Enabling User Account and Authentication for VMware Tanzu

You can use User Account and Authentication (UAA) to authenticate the user with their Cloud Foundry user credential to access the application monitoring URL.

Prerequisites

Ensure that you have installed Cloud Foundry UAA Command Line Client (UAAC).

Procedure

  1. Set the UAA target URL by running the following command: 
    uaac target <UAA server path>
  2. To authenticate and obtain an access token for the admin client from the UAA server, run the following command: 
    uaac token owner get
    Enter the following details in the console:
    1. Client ID: Enter the client ID for UAA admin client. By default, the client ID is opsman.
    2. Client Secret: Enter the client secret for UAA. By default, the client secret is nullable.
    3. Username: Enter the VMware Tanzu Ops Manager user name.
    4. Password: Enter the VMware Tanzu Ops Manager password.
  3. Create a client for the monitoring application on the UAA server by running the following command: 
    uaac client add <client_ID> --secret <client_secret> --authorities <authorities> --scope <allowed_scope_for_client>  --autoapprove <auto_approve> --authorized_grant_types <grant_type_for_authorization_code> --redirect_uri <redirect_URL>
    Note: Ensure that the authorization grant type must be authorization_code.
    Note: Redirect URL must be in the following format, where <monitoring URL> is the URL for the monitoring application. 
    <monitoring URL>/*
  4. Create an user on UAA server by running the following command: 
    uaac user add <username> -p <user_secret> --emails <emailID>

    You can use these user credentials to log into the monitoring application.

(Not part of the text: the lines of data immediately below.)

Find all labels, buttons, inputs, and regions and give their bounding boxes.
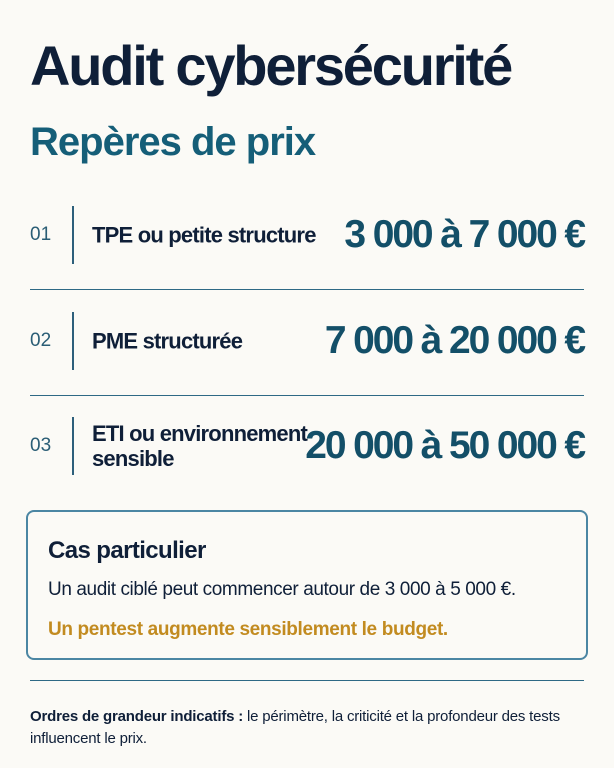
row-vertical-divider — [72, 417, 74, 475]
row-vertical-divider — [72, 312, 74, 370]
callout-highlight: Un pentest augmente sensiblement le budget. — [48, 619, 448, 640]
row-number: 03 — [30, 435, 52, 456]
callout-text: Un audit ciblé peut commencer autour de 3 000 à 5 000 €. — [48, 579, 516, 600]
row-separator — [30, 395, 584, 396]
footnote — [30, 706, 584, 750]
footnote-text: le périmètre, la criticité et la profondeur des tests influencent le prix. — [30, 708, 560, 747]
pricing-row-eti — [30, 411, 584, 481]
footer-divider — [30, 680, 584, 681]
row-price: 3 000 à 7 000 € — [344, 213, 584, 256]
callout-title: Cas particulier — [48, 537, 206, 564]
row-label: TPE ou petite structure — [92, 222, 316, 248]
pricing-row-pme — [30, 306, 584, 376]
row-number: 01 — [30, 224, 52, 245]
page-title: Audit cybersécurité — [30, 34, 512, 97]
footnote-bold: Ordres de grandeur indicatifs : — [30, 708, 244, 725]
row-separator — [30, 289, 584, 290]
row-number: 02 — [30, 330, 52, 351]
row-vertical-divider — [72, 206, 74, 264]
row-label: PME structurée — [92, 328, 243, 354]
row-price: 20 000 à 50 000 € — [305, 424, 584, 467]
page-subtitle: Repères de prix — [30, 120, 316, 164]
row-price: 7 000 à 20 000 € — [324, 319, 584, 362]
row-label: ETI ou environnement sensible — [92, 421, 308, 471]
pricing-row-tpe — [30, 200, 584, 270]
special-case-callout — [26, 510, 588, 660]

    Note: You can also log into monitoring application using VMware Tanzu ops manager credentials.
  5. Create the VMware Tanzu user provided service (CUPS) by configuring the following Credential Parameter in the Configuration tab of the user provided service:
    Note: Ensure that the name of the service must bebwcemon_UAAClient.
    Fields Description
    client_id Enter the Client ID created in step 3.
    client_secret Enter the password of the Client ID created in step 3.
    url Ops manager UAA URL.
  6. Bind the created user defined service to the monitoring application.
    Note: Ensure that the bwcemon_UAAClient service is created and the value for the AUTHENTICATION_MODE environment variable is set to UAA in the manifest file.
  7. After the monitoring application is deployed on Cloud Foundry, access the monitoring URL.
  8. Enter the valid UAA user credentials and click SIGN IN to access the monitoring URL.
    You can log out from the monitoring UI by using the Log Out option available at the upper right corner of the monitoring UI.